I lineamenti del volto di Giuseppe sono marcati, a segnarlo sono le rughe dell’età sulla fronte e intorno agli occhi. È vecchio e stanco, tuttavia la posizione dei suoi piedi, uno sull’altro, rivela un’attitudine quasi da bambino e il suo sguardo, fisso sull’angelo, è pieno di stupore.  Gli occhi del mulo, alle spalle di Giuseppe, esprimono la stessa innocente ingenuità di fronte alla creatura divina.

Vestita di rosso con una sola coperta sulle ginocchia e come al termine di una giornata, lunga e faticosa, Maria si addormenta abbracciando teneramente il figlio. È giovane e bellissima, ma non è diversa da una qualsiasi altra donna e madre, fatta di carne e ossa, non sembra una creatura celeste. Nessuno prima di allora aveva rappresentato la Vergine addormentata come una donna comune.  

In grembo a Maria, Gesù Bambino dorme sostenendo la testa reclinata della madre: il contatto è pieno, intimo e amorevole. I lineamenti del volto sono molto delicati, il profilo è incorniciato da una capigliatura biondo cenere e le gote sono leggermente rosate.

L’angelo è bellissimo nel profilo del volto che lascia appena intravedere, nelle sfumature della capigliatura dorata, nelle linee sinuose e perfette del corpo, evidenziate da un panno bianco a cui fa da contrappunto il nero delle ali.

Caravaggio ci fa vedere un ideale di bellezza classico, di gusto rinascimentale.

Cerca i dettagli, che il pittore non tralascia di descrivere ...

Il ricciolo della corda di violino che scende sullo spartito, il sacco su cui siede Giuseppe e il fiasco chiuso da un biglietto accartocciato nell’imboccatura.

Guarda i contrasti…

Vecchiaia e giovinezza dei personaggi: Giuseppe è un uomo con il corpo invecchiato dal tempo, mentre gli altri tre sono creature divine, cioè eternamente giovani e belle.

E ora il paesaggio, ti sembra tutto uguale?

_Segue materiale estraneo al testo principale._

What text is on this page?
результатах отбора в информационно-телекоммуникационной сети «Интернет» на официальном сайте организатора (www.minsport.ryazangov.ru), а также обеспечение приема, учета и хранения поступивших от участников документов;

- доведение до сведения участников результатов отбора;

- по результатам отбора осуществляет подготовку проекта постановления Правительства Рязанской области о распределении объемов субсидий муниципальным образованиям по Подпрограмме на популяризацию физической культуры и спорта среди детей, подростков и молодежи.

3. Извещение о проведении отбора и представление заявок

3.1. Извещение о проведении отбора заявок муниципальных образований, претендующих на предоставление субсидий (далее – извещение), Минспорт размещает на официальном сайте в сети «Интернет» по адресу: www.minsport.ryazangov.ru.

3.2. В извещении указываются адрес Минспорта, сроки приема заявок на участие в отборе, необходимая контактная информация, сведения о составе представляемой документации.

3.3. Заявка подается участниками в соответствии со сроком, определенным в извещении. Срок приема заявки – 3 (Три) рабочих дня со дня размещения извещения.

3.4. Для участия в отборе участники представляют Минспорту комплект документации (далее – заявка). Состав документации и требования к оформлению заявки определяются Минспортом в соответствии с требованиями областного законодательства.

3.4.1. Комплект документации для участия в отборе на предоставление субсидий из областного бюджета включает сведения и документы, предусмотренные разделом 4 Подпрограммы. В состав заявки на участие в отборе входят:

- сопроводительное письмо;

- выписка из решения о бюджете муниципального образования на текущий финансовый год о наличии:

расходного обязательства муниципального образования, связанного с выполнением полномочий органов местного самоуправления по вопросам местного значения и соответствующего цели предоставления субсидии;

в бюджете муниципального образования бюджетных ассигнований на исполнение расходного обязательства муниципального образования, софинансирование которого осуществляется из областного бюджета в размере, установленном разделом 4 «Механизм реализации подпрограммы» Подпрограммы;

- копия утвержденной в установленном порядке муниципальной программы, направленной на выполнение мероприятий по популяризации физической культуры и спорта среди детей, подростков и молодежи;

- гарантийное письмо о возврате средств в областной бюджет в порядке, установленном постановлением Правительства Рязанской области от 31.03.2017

Nella parte sinistra del dipinto, dov’è collocato San Giuseppe, il paesaggio è arido, cosparso di sassi e in ombra, mentre nella parte destra, dove dormono Maria e suo figlio, c’è un paesaggio fluviale, rigoglioso e invaso dalla luce. L’elemento di raccordo tra una natura sterile e spoglia e una ricca e verdeggiante è l’albero secco sullo sfondo e in primo piano l’angelo.

Che ruolo gioca la luce?

Fondamentale, come in ogni opera di Caravaggio. Qui la luce è chiara, si estende in maniera uniforme per l’intero spazio della tela, avvolge e carezza i personaggi.  Caravaggio risente di quel che ha visto al nord, prima di trasferirsi a Roma, è influenzato dal modo in cui i pittori Lombardi utilizzavano la luce.  Non è ancora arrivato a quei forti contrasti luministici che invece caratterizzano le opere della maturità.

E i colori?

Il pittore usa l’arancio, il rosso e il marrone, calibrando i diversi toni di colore con la luce. Non manca di giocare sul contrasto tra il nero e il bianco in primo piano e di sfumare il verde.

Caravaggio riesce a trovare un punto di sintesi tra il nord e il centro Italia: luminismo lombardo, colore veneto e disegno tosco-romano.

Per chi lavora Caravaggio?

Probabilmente il committente doveva appartenere all’ambiente degli oratoriani (o Filippini, seguaci di San Filippo Neri) che apprezzavano molto la musica, come ristoro e sollievo dagli affanni dell’uomo.